Department of Radiotherapy Oncology, 485308People's Hospital of Yuxi City, Yuxi, Yunnan, China.
Department of Radiotherapy Oncology, 531840The Third Affiliated Hospital of Kunming Medical University (Tumor Hospital of Yunnan Province), Kunming, Yunnan, China.
Technol Cancer Res Treat. 2020 Jan-Dec;19:1533033820951802. doi: 10.1177/1533033820951802.
Concurrent chemoradiation (cCHRT) has been confirmed as the standard treatment for local advanced non-small-cell lung cancer (NSCLC). This study is to assess the appropriate timing of radiotherapy and cycles of induction chemotherapy for those patients.
227 inoperable stage III NSCLC patients were selected, we analyzed the potential prognostic factors and the influence of induction chemotherapy was evaluated.
The median survival time was 20.7 months; only 25 patients chose chemotherapy alone (11.0%), 137 patients underwent sequential chemoradiation (sCHRT, 60.4%), and 65 patients received cCHRT (28.6%). Multivariate analyses showed radiation therapy (P = 0.001), the Eastern Cooperative Oncology Group (ECOG) score (P = 0.000) and the lymph node stage (P = 0.001) were independent prognostic factors. cCHRT was not found to be superior (P = 0.330). We selected patients received 60-66 Gy and found the cCHRT groups achieved a relatively better outcome, with a median Overall Survival (OS) of 25.2 months vs 20.1 months in the sCHRT group (P = 0.019). We also found cycles of induction chemotherapy did not compromise survival; however, ≥3 cycles resulted in more grade 3-4 hematology toxicities, with a proportion of 18/99 compared with 53/103 among patients who underwent ≤3 cycles. In addition, higher grade hematology toxicities and poor ECOG were also the most common reasons for abandoning cCHRT.

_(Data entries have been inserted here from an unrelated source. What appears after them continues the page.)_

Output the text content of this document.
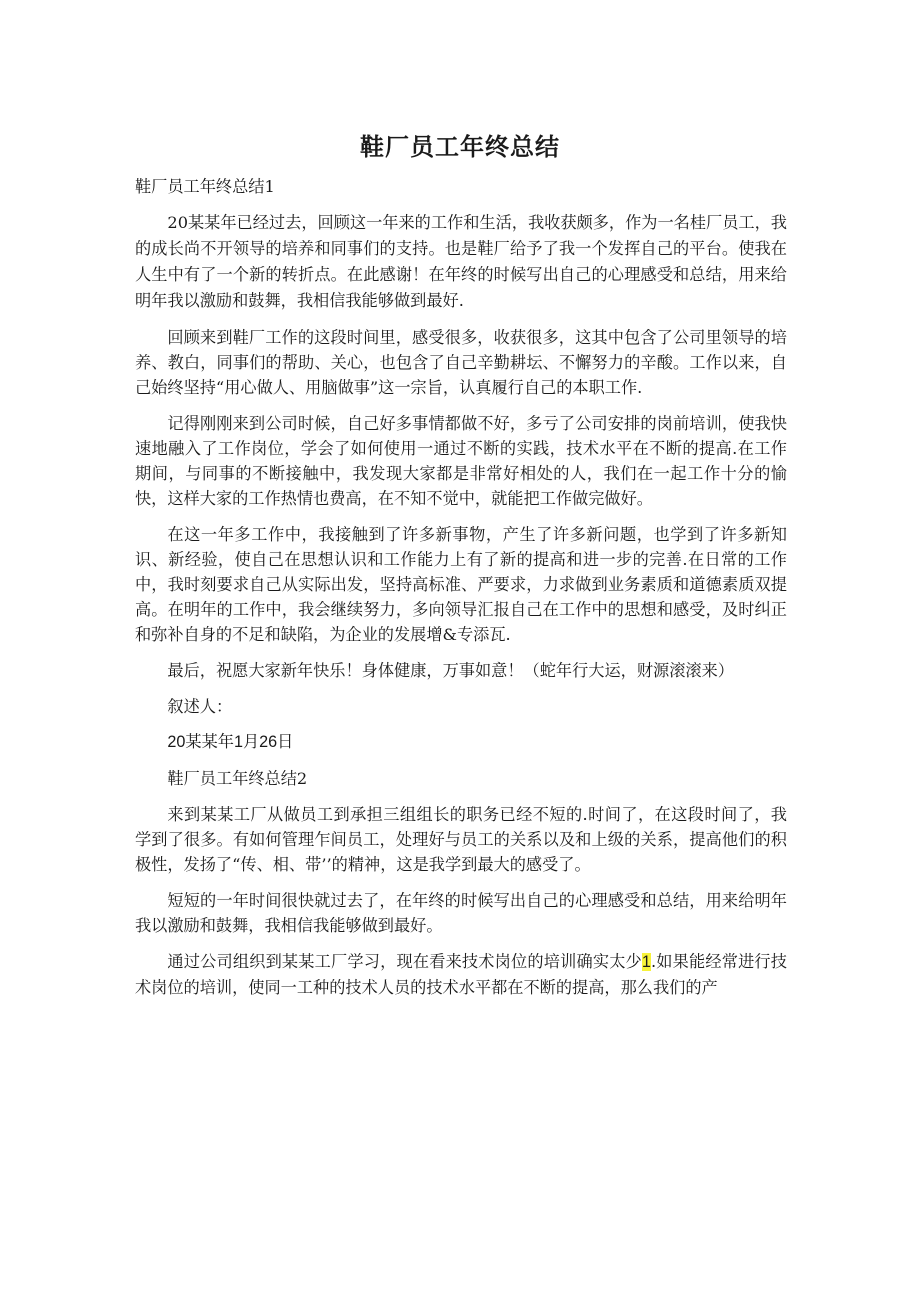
鞋厂员工年终总结

鞋厂员工年终总结1

20某某年已经过去，回顾这一年来的工作和生活，我收获颇多，作为一名桂厂员工，我的成长尚不开领导的培养和同事们的支持。也是鞋厂给予了我一个发挥自己的平台。使我在人生中有了一个新的转折点。在此感谢！在年终的时候写出自己的心理感受和总结，用来给明年我以激励和鼓舞，我相信我能够做到最好.

回顾来到鞋厂工作的这段时间里，感受很多，收获很多，这其中包含了公司里领导的培养、教白，同事们的帮助、关心，也包含了自己辛勤耕坛、不懈努力的辛酸。工作以来，自己始终坚持“用心做人、用脑做事”这一宗旨，认真履行自己的本职工作.

记得刚刚来到公司时候，自己好多事情都做不好，多亏了公司安排的岗前培训，使我快速地融入了工作岗位，学会了如何使用一通过不断的实践，技术水平在不断的提高.在工作期间，与同事的不断接触中，我发现大家都是非常好相处的人，我们在一起工作十分的愉快，这样大家的工作热情也费高，在不知不觉中，就能把工作做完做好。

在这一年多工作中，我接触到了许多新事物，产生了许多新问题，也学到了许多新知识、新经验，使自己在思想认识和工作能力上有了新的提高和进一步的完善.在日常的工作中，我时刻要求自己从实际出发，坚持高标准、严要求，力求做到业务素质和道德素质双提高。在明年的工作中，我会继续努力，多向领导汇报自己在工作中的思想和感受，及时纠正和弥补自身的不足和缺陷，为企业的发展增&专添瓦.

最后，祝愿大家新年快乐！身体健康，万事如意！（蛇年行大运，财源滚滚来）

叙述人：

20某某年1月26日

鞋厂员工年终总结2

来到某某工厂从做员工到承担三组组长的职务已经不短的.时间了，在这段时间了，我学到了很多。有如何管理乍间员工，处理好与员工的关系以及和上级的关系，提高他们的积极性，发扬了“传、相、带’’的精神，这是我学到最大的感受了。

短短的一年时间很快就过去了，在年终的时候写出自己的心理感受和总结，用来给明年我以激励和鼓舞，我相信我能够做到最好。

通过公司组织到某某工厂学习，现在看来技术岗位的培训确实太少1.如果能经常进行技术岗位的培训，使同一工种的技术人员的技术水平都在不断的提高，那么我们的产
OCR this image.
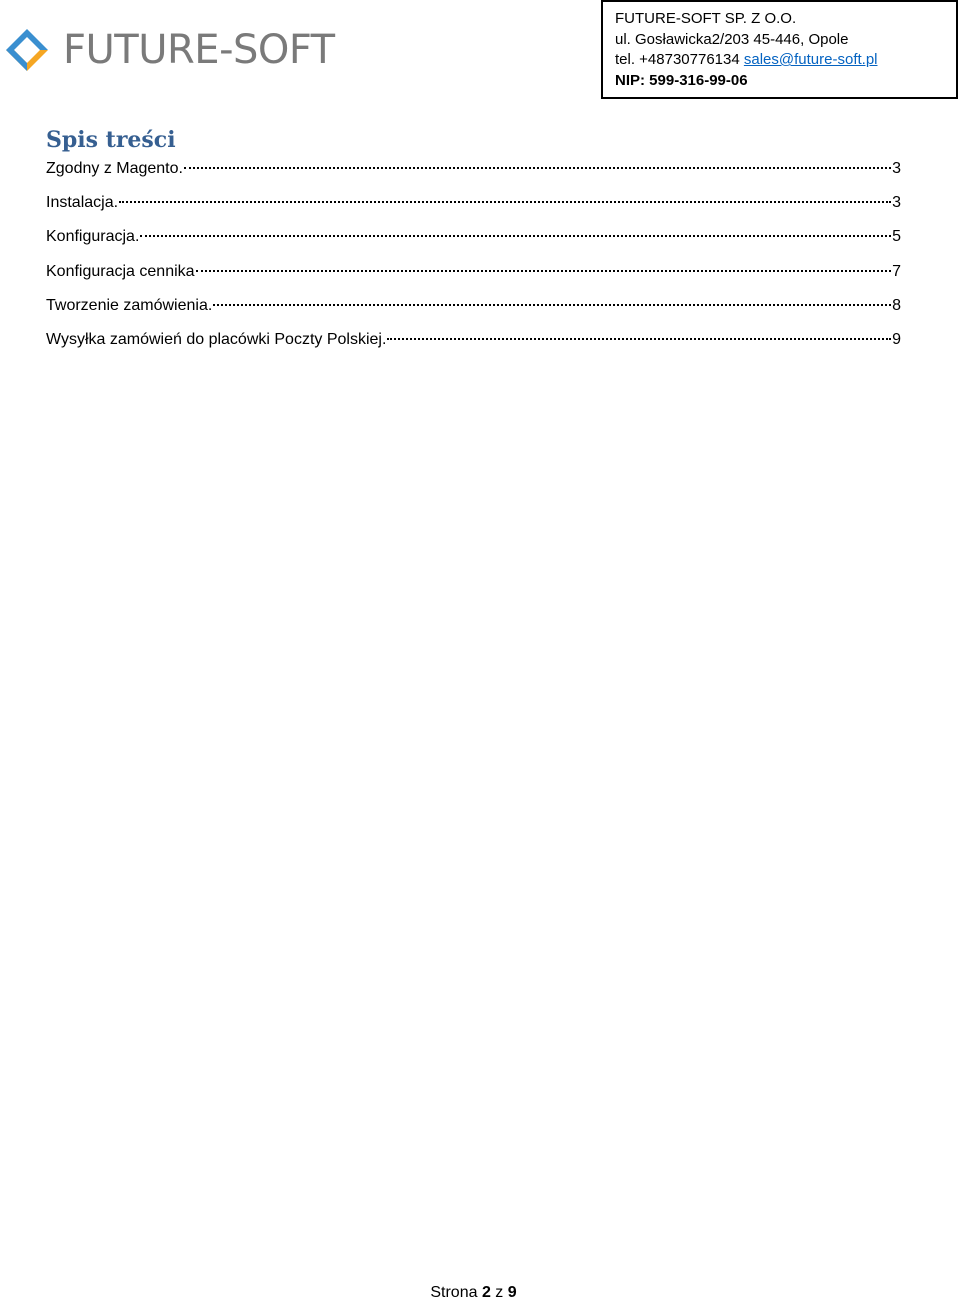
FUTURE-SOFT
FUTURE-SOFT SP. Z O.O.
ul. Gosławicka2/203 45-446, Opole
tel. +48730776134 sales@future-soft.pl
NIP: 599-316-99-06
Spis treści
Zgodny z Magento.	3
Instalacja.	3
Konfiguracja.	5
Konfiguracja cennika	7
Tworzenie zamówienia.	8
Wysyłka zamówień do placówki Poczty Polskiej.	9
Strona 2 z 9
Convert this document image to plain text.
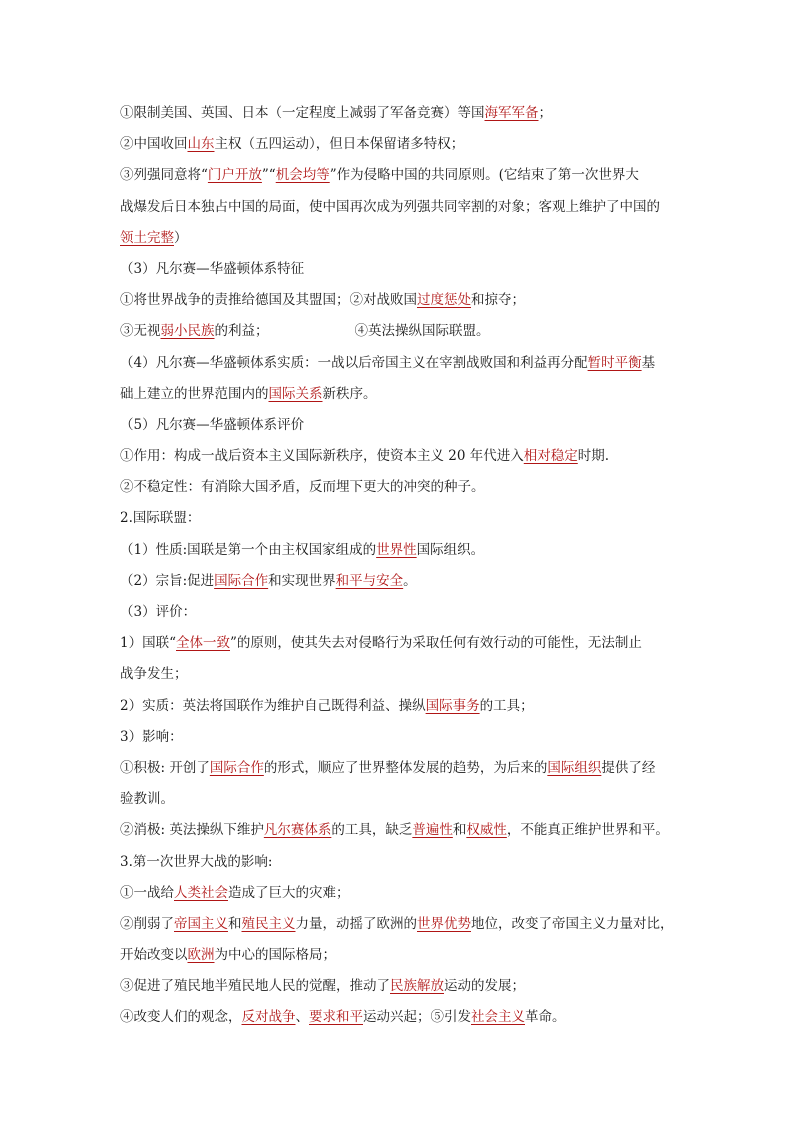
①限制美国、英国、日本（一定程度上减弱了军备竞赛）等国海军军备；
②中国收回山东主权（五四运动），但日本保留诸多特权；
③列强同意将“门户开放”“机会均等”作为侵略中国的共同原则。(它结束了第一次世界大
战爆发后日本独占中国的局面，使中国再次成为列强共同宰割的对象；客观上维护了中国的
领土完整）
（3）凡尔赛—华盛顿体系特征
①将世界战争的责推给德国及其盟国；②对战败国过度惩处和掠夺；
③无视弱小民族的利益；	④英法操纵国际联盟。
（4）凡尔赛—华盛顿体系实质：一战以后帝国主义在宰割战败国和利益再分配暂时平衡基
础上建立的世界范围内的国际关系新秩序。
（5）凡尔赛—华盛顿体系评价
①作用：构成一战后资本主义国际新秩序，使资本主义 20 年代进入相对稳定时期.
②不稳定性：有消除大国矛盾，反而埋下更大的冲突的种子。
2.国际联盟：
（1）性质:国联是第一个由主权国家组成的世界性国际组织。
（2）宗旨:促进国际合作和实现世界和平与安全。
（3）评价：
1）国联“全体一致”的原则，使其失去对侵略行为采取任何有效行动的可能性，无法制止
战争发生；
2）实质：英法将国联作为维护自己既得利益、操纵国际事务的工具；
3）影响：
①积极: 开创了国际合作的形式，顺应了世界整体发展的趋势，为后来的国际组织提供了经
验教训。
②消极: 英法操纵下维护凡尔赛体系的工具，缺乏普遍性和权威性，不能真正维护世界和平。
3.第一次世界大战的影响:
①一战给人类社会造成了巨大的灾难；
②削弱了帝国主义和殖民主义力量，动摇了欧洲的世界优势地位，改变了帝国主义力量对比，
开始改变以欧洲为中心的国际格局；
③促进了殖民地半殖民地人民的觉醒，推动了民族解放运动的发展；
④改变人们的观念，反对战争、要求和平运动兴起；⑤引发社会主义革命。
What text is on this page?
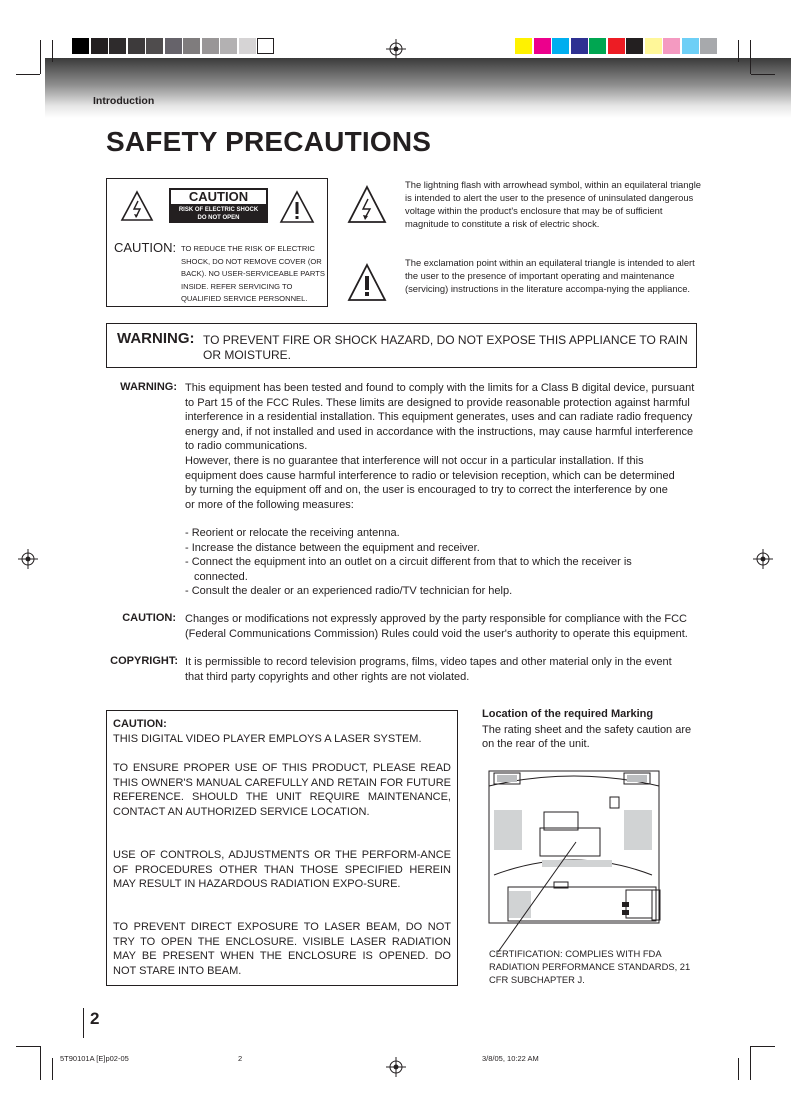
Introduction
SAFETY PRECAUTIONS
CAUTION
RISK OF ELECTRIC SHOCK
DO NOT OPEN
CAUTION: TO REDUCE THE RISK OF ELECTRIC SHOCK, DO NOT REMOVE COVER (OR BACK). NO USER-SERVICEABLE PARTS INSIDE. REFER SERVICING TO QUALIFIED SERVICE PERSONNEL.
The lightning flash with arrowhead symbol, within an equilateral triangle is intended to alert the user to the presence of uninsulated dangerous voltage within the product's enclosure that may be of sufficient magnitude to constitute a risk of electric shock.
The exclamation point within an equilateral triangle is intended to alert the user to the presence of important operating and maintenance (servicing) instructions in the literature accompa-nying the appliance.
WARNING: TO PREVENT FIRE OR SHOCK HAZARD, DO NOT EXPOSE THIS APPLIANCE TO RAIN OR MOISTURE.
WARNING: This equipment has been tested and found to comply with the limits for a Class B digital device, pursuant to Part 15 of the FCC Rules. These limits are designed to provide reasonable protection against harmful interference in a residential installation. This equipment generates, uses and can radiate radio frequency energy and, if not installed and used in accordance with the instructions, may cause harmful interference to radio communications.
However, there is no guarantee that interference will not occur in a particular installation. If this equipment does cause harmful interference to radio or television reception, which can be determined by turning the equipment off and on, the user is encouraged to try to correct the interference by one or more of the following measures:
- Reorient or relocate the receiving antenna.
- Increase the distance between the equipment and receiver.
- Connect the equipment into an outlet on a circuit different from that to which the receiver is connected.
- Consult the dealer or an experienced radio/TV technician for help.
CAUTION: Changes or modifications not expressly approved by the party responsible for compliance with the FCC (Federal Communications Commission) Rules could void the user's authority to operate this equipment.
COPYRIGHT: It is permissible to record television programs, films, video tapes and other material only in the event that third party copyrights and other rights are not violated.
CAUTION:
THIS DIGITAL VIDEO PLAYER EMPLOYS A LASER SYSTEM.
TO ENSURE PROPER USE OF THIS PRODUCT, PLEASE READ THIS OWNER'S MANUAL CAREFULLY AND RETAIN FOR FUTURE REFERENCE. SHOULD THE UNIT REQUIRE MAINTENANCE, CONTACT AN AUTHORIZED SERVICE LOCATION.
USE OF CONTROLS, ADJUSTMENTS OR THE PERFORM-ANCE OF PROCEDURES OTHER THAN THOSE SPECIFIED HEREIN MAY RESULT IN HAZARDOUS RADIATION EXPO-SURE.
TO PREVENT DIRECT EXPOSURE TO LASER BEAM, DO NOT TRY TO OPEN THE ENCLOSURE. VISIBLE LASER RADIATION MAY BE PRESENT WHEN THE ENCLOSURE IS OPENED. DO NOT STARE INTO BEAM.
Location of the required Marking
The rating sheet and the safety caution are on the rear of the unit.
CERTIFICATION: COMPLIES WITH FDA RADIATION PERFORMANCE STANDARDS, 21 CFR SUBCHAPTER J.
2
5T90101A [E]p02-05	2	3/8/05, 10:22 AM
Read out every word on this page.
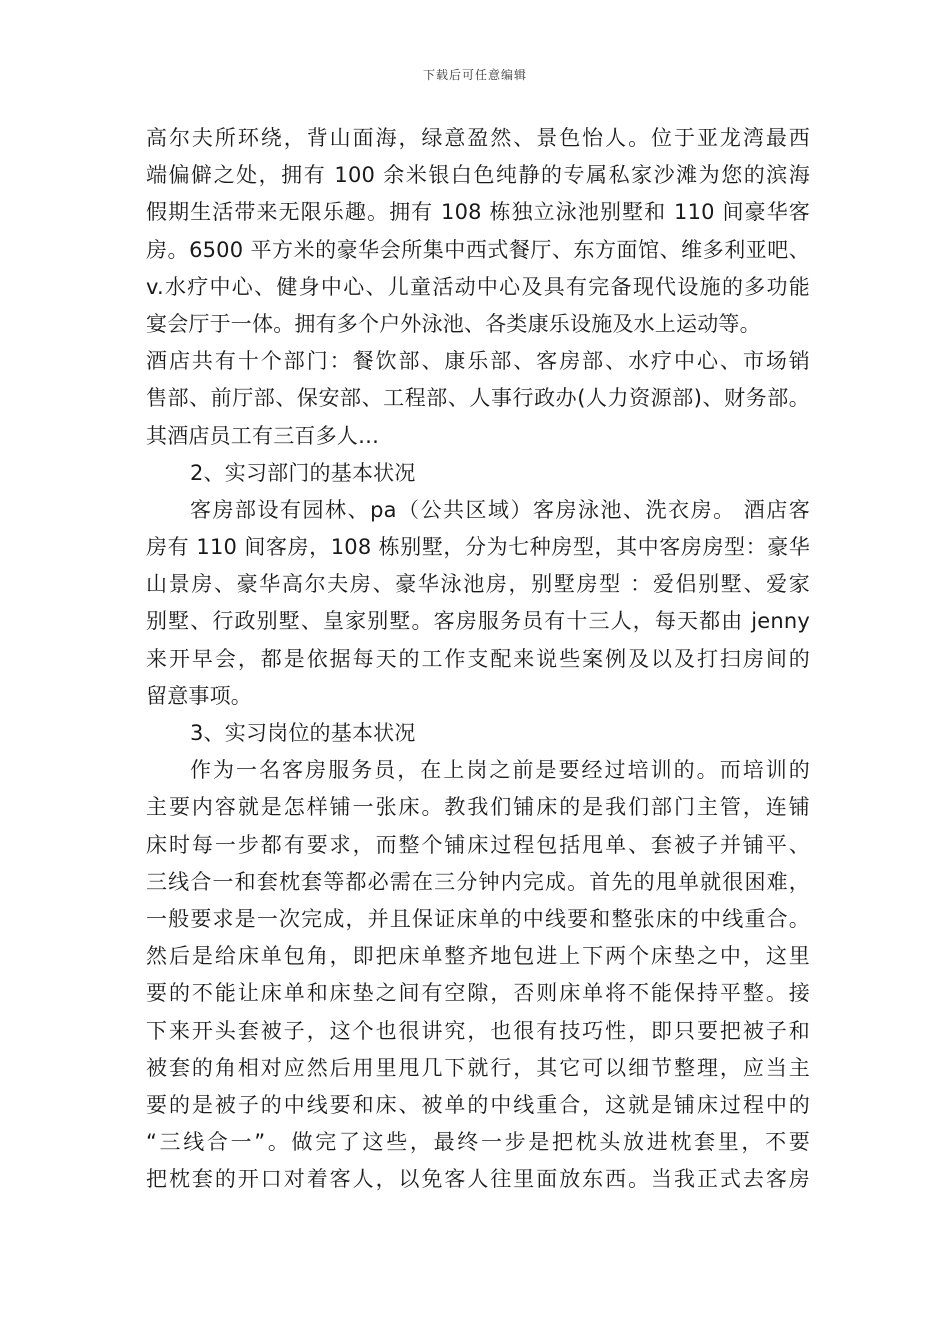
下载后可任意编辑
高尔夫所环绕，背山面海，绿意盈然、景色怡人。位于亚龙湾最西
端偏僻之处，拥有 100 余米银白色纯静的专属私家沙滩为您的滨海
假期生活带来无限乐趣。拥有 108 栋独立泳池别墅和 110 间豪华客
房。6500 平方米的豪华会所集中西式餐厅、东方面馆、维多利亚吧、
v.水疗中心、健身中心、儿童活动中心及具有完备现代设施的多功能
宴会厅于一体。拥有多个户外泳池、各类康乐设施及水上运动等。
酒店共有十个部门：餐饮部、康乐部、客房部、水疗中心、市场销
售部、前厅部、保安部、工程部、人事行政办(人力资源部)、财务部。
其酒店员工有三百多人…
2、实习部门的基本状况
客房部设有园林、pa（公共区域）客房泳池、洗衣房。 酒店客
房有 110 间客房，108 栋别墅，分为七种房型，其中客房房型：豪华
山景房、豪华高尔夫房、豪华泳池房，别墅房型 ：爱侣别墅、爱家
别墅、行政别墅、皇家别墅。客房服务员有十三人，每天都由 jenny
来开早会，都是依据每天的工作支配来说些案例及以及打扫房间的
留意事项。
3、实习岗位的基本状况
作为一名客房服务员，在上岗之前是要经过培训的。而培训的
主要内容就是怎样铺一张床。教我们铺床的是我们部门主管，连铺
床时每一步都有要求，而整个铺床过程包括甩单、套被子并铺平、
三线合一和套枕套等都必需在三分钟内完成。首先的甩单就很困难，
一般要求是一次完成，并且保证床单的中线要和整张床的中线重合。
然后是给床单包角，即把床单整齐地包进上下两个床垫之中，这里
要的不能让床单和床垫之间有空隙，否则床单将不能保持平整。接
下来开头套被子，这个也很讲究，也很有技巧性，即只要把被子和
被套的角相对应然后用里甩几下就行，其它可以细节整理，应当主
要的是被子的中线要和床、被单的中线重合，这就是铺床过程中的
“三线合一”。做完了这些，最终一步是把枕头放进枕套里，不要
把枕套的开口对着客人，以免客人往里面放东西。当我正式去客房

For inoperable stage III NSCLC, cCHRT showed its superiority only when the radiotherapy dose was 60-66 Gy. Cycles of induction chemotherapy did not interfere with survival; however, ≥3 cycles resulted in more grade 3-4 hematology toxicities, leading to the cessation of cCHRT.
同期放化疗(cCHRT)已被确认为局部晚期非小细胞肺癌(NSCLC)的标准治疗方法。本研究旨在评估此类患者接受放疗的最佳时机和诱导化疗周期数。
选择 227 例不可手术的 III 期 NSCLC 患者,分析潜在的预后因素,并评估诱导化疗的影响。
中位生存时间为 20.7 个月;仅 25 例患者选择单纯化疗(11.0%),137 例患者接受序贯放化疗(sCHRT,60.4%),65 例患者接受 cCHRT(28.6%)。多因素分析显示,放疗(P=0.001)、东部肿瘤协作组(ECOG)评分(P=0.000)和淋巴结分期(P=0.001)是独立的预后因素。cCHRT 并未显示出优越性(P=0.330)。我们选择接受 60-66Gy 放疗的患者,发现 cCHRT 组的总体生存(OS)相对较好,中位 OS 为 25.2 个月,而 sCHRT 组为 20.1 个月(P=0.019)。我们还发现,诱导化疗周期数并不会影响生存;然而,≥3 个周期会导致更高级别的 3-4 级血液学毒性,其比例为 18/99,而接受≤3 个周期的患者为 53/103。此外,更高等级的血液学毒性和较差的 ECOG 状态也是放弃 cCHRT 的最常见原因。
对于不可手术的 III 期 NSCLC,仅当放疗剂量为 60-66Gy 时,cCHRT 才显示出其优越性。诱导化疗周期数不会影响生存;然而,≥3 个周期会导致更高级别的 3-4 级血液学毒性,从而导致 cCHRT 的终止。